Re: [PATCH 7/9] mm, page_alloc: remove stop_machine from build_all_zonelists
From: Mel Gorman
Date: Fri Jul 14 2017 - 05:59:45 EST
On Fri, Jul 14, 2017 at 10:00:04AM +0200, Michal Hocko wrote:
> From: Michal Hocko <mhocko@xxxxxxxx>
>
> build_all_zonelists has been (ab)using stop_machine to make sure that
> zonelists do not change while somebody is looking at them. This is
> is just a gross hack because a) it complicates the context from which
> we can call build_all_zonelists (see 3f906ba23689 ("mm/memory-hotplug:
> switch locking to a percpu rwsem")) and b) is is not really necessary
> especially after "mm, page_alloc: simplify zonelist initialization".
>
> Updates of the zonelists happen very seldom, basically only when a zone
> becomes populated during memory online or when it loses all the memory
> during offline. A racing iteration over zonelists could either miss a
> zone or try to work on one zone twice.

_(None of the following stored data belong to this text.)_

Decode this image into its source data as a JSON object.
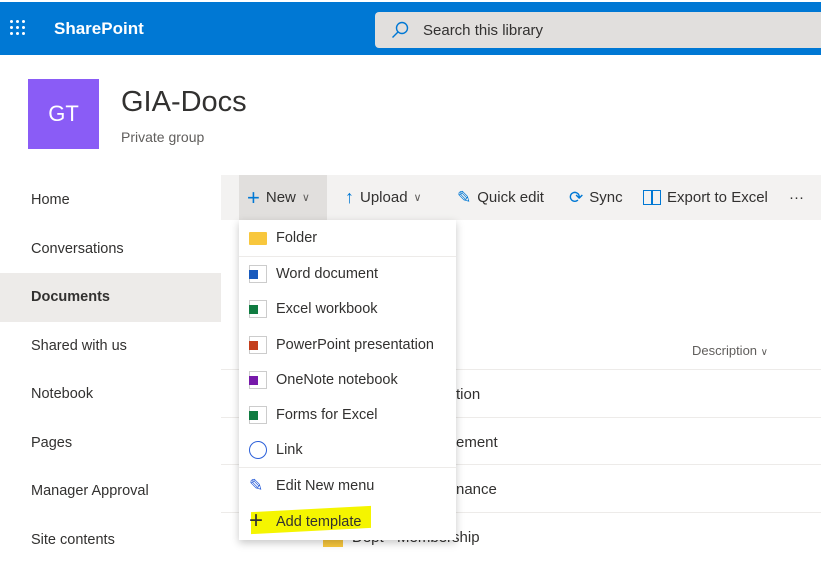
{
  "topbar": {
    "brand": "SharePoint",
    "search_placeholder": "Search this library"
  },
  "site": {
    "logo": "GT",
    "title": "GIA-Docs",
    "subtitle": "Private group"
  },
  "nav": {
    "items": [
      "Home",
      "Conversations",
      "Documents",
      "Shared with us",
      "Notebook",
      "Pages",
      "Manager Approval",
      "Site contents"
    ],
    "selected": "Documents"
  },
  "commandbar": {
    "new": "New",
    "upload": "Upload",
    "quick_edit": "Quick edit",
    "sync": "Sync",
    "export": "Export to Excel",
    "more": "···"
  },
  "list": {
    "column": "Description",
    "rows": [
      "tion",
      "ement",
      "nance",
      "Dept - Membership"
    ]
  },
  "new_menu": {
    "items": [
      {
        "label": "Folder",
        "icon": "folder-icon",
        "color": "#f8c73d"
      },
      {
        "label": "Word document",
        "icon": "word-icon",
        "color": "#185abd"
      },
      {
        "label": "Excel workbook",
        "icon": "excel-icon",
        "color": "#107c41"
      },
      {
        "label": "PowerPoint presentation",
        "icon": "powerpoint-icon",
        "color": "#c43e1c"
      },
      {
        "label": "OneNote notebook",
        "icon": "onenote-icon",
        "color": "#7719aa"
      },
      {
        "label": "Forms for Excel",
        "icon": "excel-icon",
        "color": "#107c41"
      },
      {
        "label": "Link",
        "icon": "globe-icon",
        "color": "#2b5fd9"
      },
      {
        "label": "Edit New menu",
        "icon": "pencil-icon",
        "color": "#2b5fd9"
      },
      {
        "label": "Add template",
        "icon": "plus-icon",
        "color": "#323130"
      }
    ]
  },
  "colors": {
    "brand": "#0078d4",
    "logo": "#8a5cf6",
    "highlight": "#f5f500"
  }
}
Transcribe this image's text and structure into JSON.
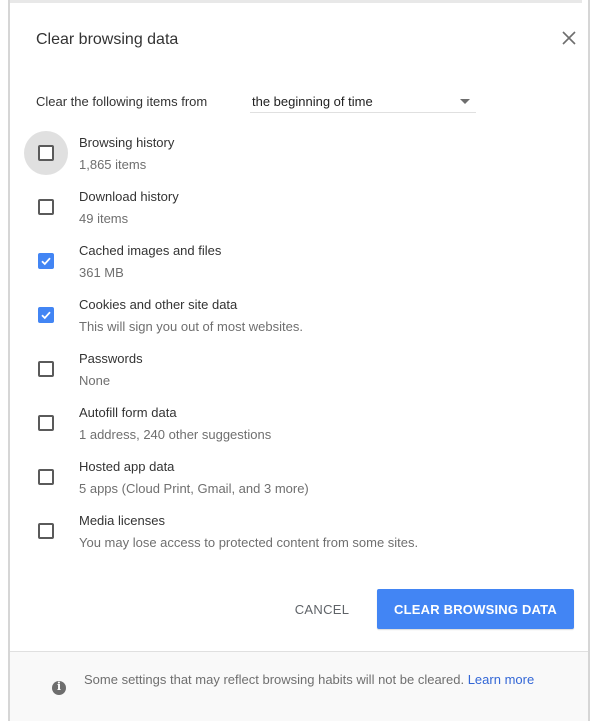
{
  "dialog": {
    "title": "Clear browsing data"
  },
  "time_range": {
    "label": "Clear the following items from",
    "selected": "the beginning of time"
  },
  "options": [
    {
      "name": "Browsing history",
      "detail": "1,865 items",
      "checked": false,
      "focused": true
    },
    {
      "name": "Download history",
      "detail": "49 items",
      "checked": false,
      "focused": false
    },
    {
      "name": "Cached images and files",
      "detail": "361 MB",
      "checked": true,
      "focused": false
    },
    {
      "name": "Cookies and other site data",
      "detail": "This will sign you out of most websites.",
      "checked": true,
      "focused": false
    },
    {
      "name": "Passwords",
      "detail": "None",
      "checked": false,
      "focused": false
    },
    {
      "name": "Autofill form data",
      "detail": "1 address, 240 other suggestions",
      "checked": false,
      "focused": false
    },
    {
      "name": "Hosted app data",
      "detail": "5 apps (Cloud Print, Gmail, and 3 more)",
      "checked": false,
      "focused": false
    },
    {
      "name": "Media licenses",
      "detail": "You may lose access to protected content from some sites.",
      "checked": false,
      "focused": false
    }
  ],
  "buttons": {
    "cancel": "CANCEL",
    "clear": "CLEAR BROWSING DATA"
  },
  "footer": {
    "text": "Some settings that may reflect browsing habits will not be cleared.",
    "link": "Learn more"
  },
  "colors": {
    "accent": "#4285f4",
    "link": "#3367d6"
  },
  "icons": {
    "close": "close-icon",
    "dropdown": "chevron-down-icon",
    "check": "checkmark-icon",
    "info": "info-icon"
  }
}
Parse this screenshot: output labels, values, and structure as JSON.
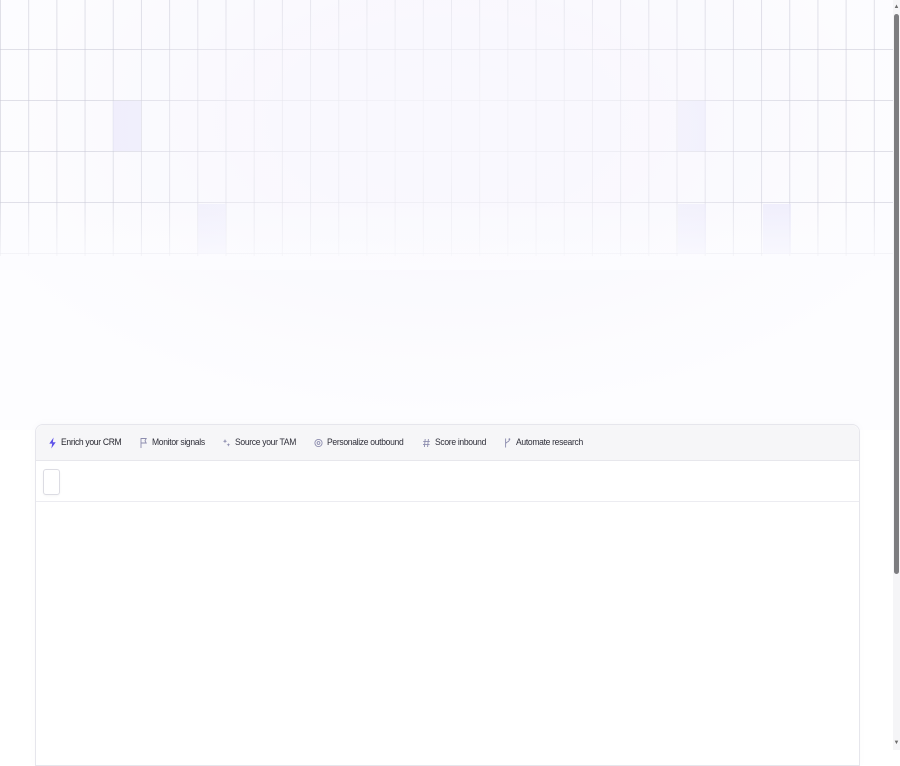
{
  "accent_color": "#5b4fe8",
  "tabs": [
    {
      "label": "Enrich your CRM",
      "icon": "lightning-icon",
      "active": true
    },
    {
      "label": "Monitor signals",
      "icon": "flag-icon",
      "active": false
    },
    {
      "label": "Source your TAM",
      "icon": "sparkle-icon",
      "active": false
    },
    {
      "label": "Personalize outbound",
      "icon": "at-icon",
      "active": false
    },
    {
      "label": "Score inbound",
      "icon": "hash-icon",
      "active": false
    },
    {
      "label": "Automate research",
      "icon": "branch-icon",
      "active": false
    }
  ],
  "scrollbar": {
    "up_arrow": "▲",
    "down_arrow": "▼"
  }
}
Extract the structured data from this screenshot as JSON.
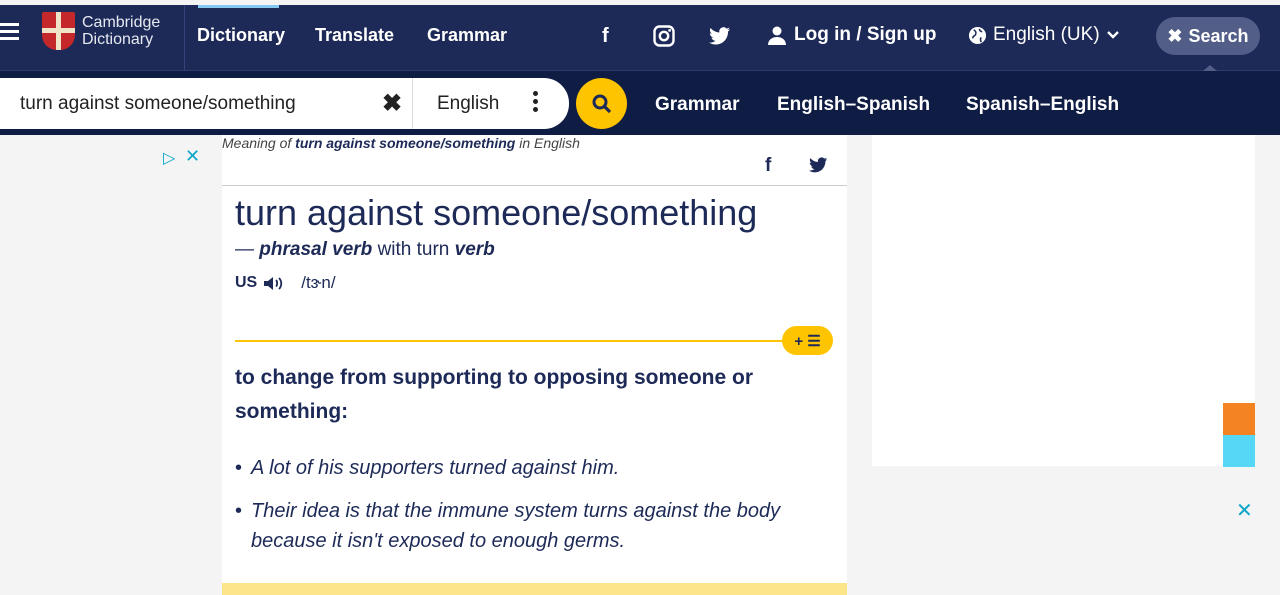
{
  "header": {
    "logo_line1": "Cambridge",
    "logo_line2": "Dictionary",
    "nav": [
      "Dictionary",
      "Translate",
      "Grammar"
    ],
    "login": "Log in / Sign up",
    "language": "English (UK)",
    "search_button": "Search"
  },
  "search": {
    "query": "turn against someone/something",
    "dictionary": "English",
    "links": [
      "Grammar",
      "English–Spanish",
      "Spanish–English"
    ]
  },
  "entry": {
    "meaning_prefix": "Meaning of",
    "meaning_word": "turn against someone/something",
    "meaning_suffix": "in English",
    "headword": "turn against someone/something",
    "pos_dash": "—",
    "pos": "phrasal verb",
    "pos_with": "with turn",
    "pos_verb": "verb",
    "region": "us",
    "ipa": "/tɝn/",
    "list_button": "+ ☰",
    "definition": "to change from supporting to opposing someone or something:",
    "examples": [
      "A lot of his supporters turned against him.",
      "Their idea is that the immune system turns against the body because it isn't exposed to enough germs."
    ]
  },
  "colors": {
    "navy": "#1d2a57",
    "yellow": "#fec400",
    "cyan": "#0aa5c9"
  }
}
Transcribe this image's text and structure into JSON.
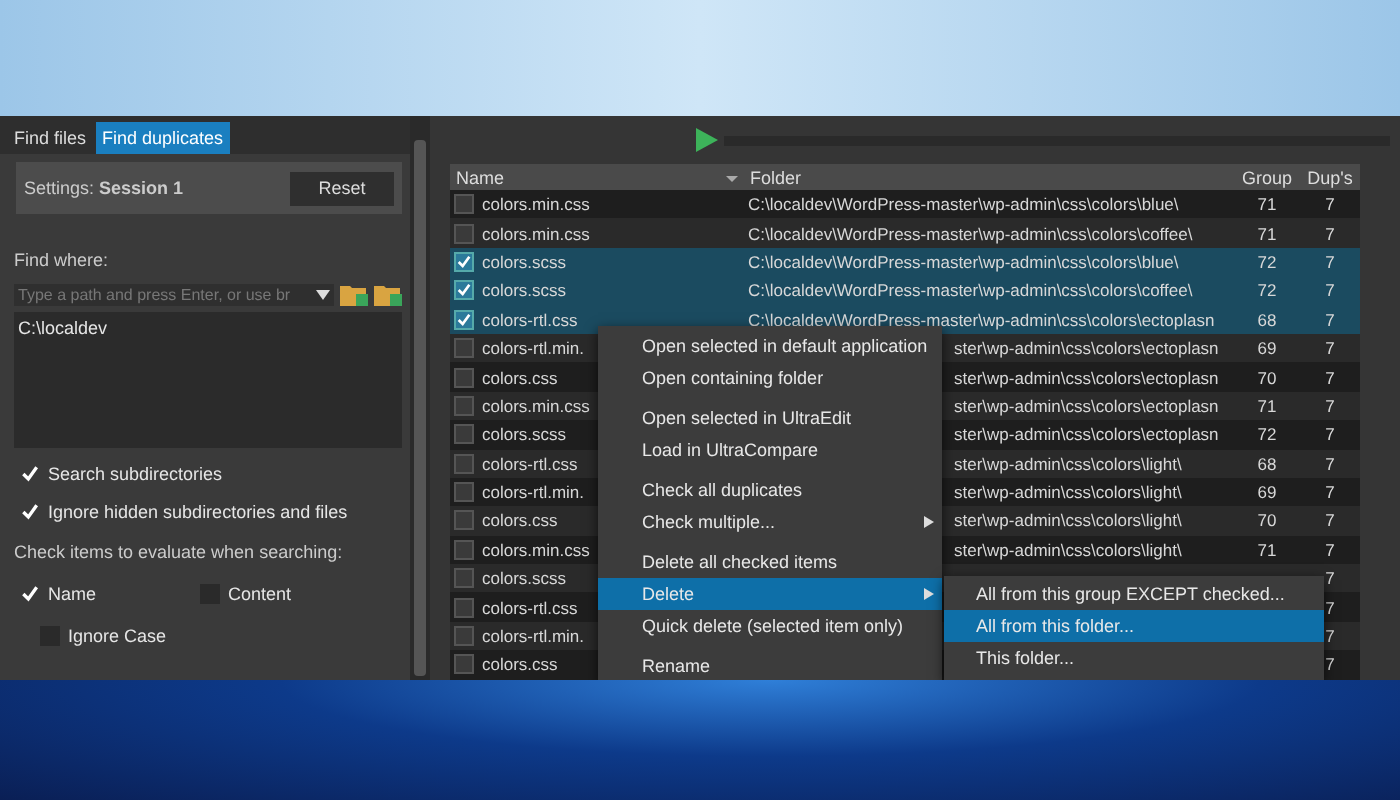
{
  "progress": {
    "level": 0
  },
  "tabs": [
    {
      "label": "Find files",
      "selected": false
    },
    {
      "label": "Find duplicates",
      "selected": true
    }
  ],
  "settings": {
    "label": "Settings: **Session 1**",
    "reset_button": "Reset"
  },
  "find_where": {
    "label": "Find where:",
    "placeholder": "Type a path and press Enter, or use br",
    "paths": [
      "C:\\localdev"
    ]
  },
  "options": [
    {
      "label": "Search subdirectories",
      "checked": true
    },
    {
      "label": "Ignore hidden subdirectories and files",
      "checked": true
    }
  ],
  "evaluate": {
    "label": "Check items to evaluate when searching:",
    "items": [
      {
        "label": "Name",
        "checked": true
      },
      {
        "label": "Content",
        "checked": false
      }
    ],
    "ignore_case": {
      "label": "Ignore Case",
      "checked": false
    }
  },
  "table": {
    "columns": [
      "Name",
      "Folder",
      "Group",
      "Dup's"
    ],
    "rows": [
      {
        "kind": "full",
        "name": "colors.min.css",
        "folder": "C:\\localdev\\WordPress-master\\wp-admin\\css\\colors\\blue\\",
        "group": "71",
        "dups": "7",
        "checked": false,
        "selected": false
      },
      {
        "kind": "full",
        "name": "colors.min.css",
        "folder": "C:\\localdev\\WordPress-master\\wp-admin\\css\\colors\\coffee\\",
        "group": "71",
        "dups": "7",
        "checked": false,
        "selected": false
      },
      {
        "kind": "full",
        "name": "colors.scss",
        "folder": "C:\\localdev\\WordPress-master\\wp-admin\\css\\colors\\blue\\",
        "group": "72",
        "dups": "7",
        "checked": true,
        "selected": true
      },
      {
        "kind": "full",
        "name": "colors.scss",
        "folder": "C:\\localdev\\WordPress-master\\wp-admin\\css\\colors\\coffee\\",
        "group": "72",
        "dups": "7",
        "checked": true,
        "selected": true
      },
      {
        "kind": "full",
        "name": "colors-rtl.css",
        "folder": "C:\\localdev\\WordPress-master\\wp-admin\\css\\colors\\ectoplasn",
        "group": "68",
        "dups": "7",
        "checked": true,
        "selected": true
      },
      {
        "kind": "under_menu",
        "name": "colors-rtl.min.",
        "folder": "ster\\wp-admin\\css\\colors\\ectoplasn",
        "group": "69",
        "dups": "7",
        "checked": false,
        "selected": false
      },
      {
        "kind": "under_menu",
        "name": "colors.css",
        "folder": "ster\\wp-admin\\css\\colors\\ectoplasn",
        "group": "70",
        "dups": "7",
        "checked": false,
        "selected": false
      },
      {
        "kind": "under_menu",
        "name": "colors.min.css",
        "folder": "ster\\wp-admin\\css\\colors\\ectoplasn",
        "group": "71",
        "dups": "7",
        "checked": false,
        "selected": false
      },
      {
        "kind": "under_menu",
        "name": "colors.scss",
        "folder": "ster\\wp-admin\\css\\colors\\ectoplasn",
        "group": "72",
        "dups": "7",
        "checked": false,
        "selected": false
      },
      {
        "kind": "under_menu",
        "name": "colors-rtl.css",
        "folder": "ster\\wp-admin\\css\\colors\\light\\",
        "group": "68",
        "dups": "7",
        "checked": false,
        "selected": false
      },
      {
        "kind": "under_menu",
        "name": "colors-rtl.min.",
        "folder": "ster\\wp-admin\\css\\colors\\light\\",
        "group": "69",
        "dups": "7",
        "checked": false,
        "selected": false
      },
      {
        "kind": "under_menu",
        "name": "colors.css",
        "folder": "ster\\wp-admin\\css\\colors\\light\\",
        "group": "70",
        "dups": "7",
        "checked": false,
        "selected": false
      },
      {
        "kind": "under_menu",
        "name": "colors.min.css",
        "folder": "ster\\wp-admin\\css\\colors\\light\\",
        "group": "71",
        "dups": "7",
        "checked": false,
        "selected": false
      },
      {
        "kind": "under_submenu",
        "name": "colors.scss",
        "dups": "7",
        "checked": false,
        "selected": false
      },
      {
        "kind": "under_submenu",
        "name": "colors-rtl.css",
        "dups": "7",
        "checked": false,
        "selected": false
      },
      {
        "kind": "under_submenu",
        "name": "colors-rtl.min.",
        "dups": "7",
        "checked": false,
        "selected": false
      },
      {
        "kind": "under_submenu",
        "name": "colors.css",
        "dups": "7",
        "checked": false,
        "selected": false
      }
    ]
  },
  "context_menu": {
    "groups": [
      [
        {
          "label": "Open selected in default application",
          "selected": false,
          "submenu": false
        },
        {
          "label": "Open containing folder",
          "selected": false,
          "submenu": false
        }
      ],
      [
        {
          "label": "Open selected in UltraEdit",
          "selected": false,
          "submenu": false
        },
        {
          "label": "Load in UltraCompare",
          "selected": false,
          "submenu": false
        }
      ],
      [
        {
          "label": "Check all duplicates",
          "selected": false,
          "submenu": false
        },
        {
          "label": "Check multiple...",
          "selected": false,
          "submenu": true
        }
      ],
      [
        {
          "label": "Delete all checked items",
          "selected": false,
          "submenu": false
        },
        {
          "label": "Delete",
          "selected": true,
          "submenu": true
        },
        {
          "label": "Quick delete (selected item only)",
          "selected": false,
          "submenu": false
        }
      ],
      [
        {
          "label": "Rename",
          "selected": false,
          "submenu": false
        }
      ]
    ]
  },
  "submenu": {
    "items": [
      {
        "label": "All from this group EXCEPT checked...",
        "selected": false
      },
      {
        "label": "All from this folder...",
        "selected": true
      },
      {
        "label": "This folder...",
        "selected": false
      }
    ]
  }
}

Both of these are something we
> can live with occasionally because there will always be at least one
> zone visible so we are not likely to fail allocation too easily for
> example.
>
> Signed-off-by: Michal Hocko <mhocko@xxxxxxxx>
This patch is contingent on the last patch which updates in place
instead of zeroing the early part of the zonelist first but needs to fix
the stack usage issues. I think it's also worth pointing out in the
changelog that stop_machine never gave the guarantees it claimed as a
process iterating through the zonelist can be stopped so when it resumes
the zonelist has changed underneath it. Doing it online is roughly
equivalent in terms of safety.
--
Mel Gorman
SUSE Labs